Melpo (Downtown NYC)
As a parent who has recently helped a student get through the college process I strongly disagree with your assertion about summer jobs. Dozens of college reps, tour guides and advisors told us that adcoms valued paid work - be it dog walking, baby sitting, bagging groceries, tutoring, life guarding, camp counseling, scooping fries or ice cream or folding jeans at the GAP - very very highly. Adcoms see through the privilege of "internships" and foreign service trips for what they often are, and they respect students who show commitment and responsibility by holding onto jobs.
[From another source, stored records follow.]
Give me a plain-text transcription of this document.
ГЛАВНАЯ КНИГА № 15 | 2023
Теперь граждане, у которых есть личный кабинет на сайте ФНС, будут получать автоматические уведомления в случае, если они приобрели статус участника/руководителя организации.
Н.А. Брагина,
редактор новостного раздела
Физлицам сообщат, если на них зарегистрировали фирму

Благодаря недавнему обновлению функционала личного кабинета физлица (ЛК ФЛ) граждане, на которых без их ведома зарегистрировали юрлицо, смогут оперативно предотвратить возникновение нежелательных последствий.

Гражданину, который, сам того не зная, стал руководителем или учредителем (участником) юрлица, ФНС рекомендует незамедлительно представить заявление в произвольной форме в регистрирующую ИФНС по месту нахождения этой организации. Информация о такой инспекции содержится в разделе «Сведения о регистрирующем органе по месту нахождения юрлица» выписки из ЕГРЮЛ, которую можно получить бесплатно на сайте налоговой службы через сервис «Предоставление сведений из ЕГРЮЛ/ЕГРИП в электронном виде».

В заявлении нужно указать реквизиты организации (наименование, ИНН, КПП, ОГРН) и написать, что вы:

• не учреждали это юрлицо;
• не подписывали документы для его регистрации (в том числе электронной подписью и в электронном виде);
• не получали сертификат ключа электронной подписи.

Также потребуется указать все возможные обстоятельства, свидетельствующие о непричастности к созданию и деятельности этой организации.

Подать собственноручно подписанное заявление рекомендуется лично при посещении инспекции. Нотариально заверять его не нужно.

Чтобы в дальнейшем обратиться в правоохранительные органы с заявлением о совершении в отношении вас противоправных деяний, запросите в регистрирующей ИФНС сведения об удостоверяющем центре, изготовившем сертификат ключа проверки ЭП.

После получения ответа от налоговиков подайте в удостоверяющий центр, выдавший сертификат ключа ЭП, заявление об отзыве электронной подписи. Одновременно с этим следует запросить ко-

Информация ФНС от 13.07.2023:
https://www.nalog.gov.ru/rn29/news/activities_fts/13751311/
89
The Old Netminder (chicago)
On Mackinac Island, the workers have to be college-age, as they live there during the summer. Many of the jobs pay more than minimum (and provide room and board); some tipping jobs pay quite well, and they seem to be filled with American kids. Jobs like housekeeper, which used to be female college students, are all foreign workers now.
MadelineConant (Midwest)
What colleges want is lots of applications, so they can be rated as more selective when they reject more of the applicants.
Gail Persky (NYC)
We visited Maine for years, near Acadia National Park. Employers in the towns were desperate for people to work. H2B workers were usually dependable, serious employees, in contrast to locals (so we were told by various employers). Too bad that this administration has cut the number of H2B visas. It’s going to be a hard summer without enough workers.
Hippo (DC)
When I was a teen in the late '60s, summer jobs were exceedingly hard to find - just too many kids around looking for one. Plus, there were not so many shops in need of workers, partly because my parents' generation felt that if you wanted fudge, for instance, you got out the cookbook and made it at home. Still a good idea (no matter how ancient-sounding).
Tuvw Xyz (Evanston, Illinois)
@ Hippo DS The sentence in the article that impressed me most is "... spinning cotton candy and tossing churros in sugar at Sea World. To this day, she won’t eat either of them". I fully understand that woman, and I have never been attracted to gooey, chewey, toffe-like sweets.
Maloyo (New York)
They're making fudge to sell to tourists, not just for some local wanting a treat. That you make yourself. If you visit someplace famous for their fudge, you're going to buy some (or not) but you won't be making it.
Bunk McNulty (Northampton MA)
If only there were a good market solution to the problem of attracting more workers! What could it possibly be? Raise wages? No, that can't possibly be it.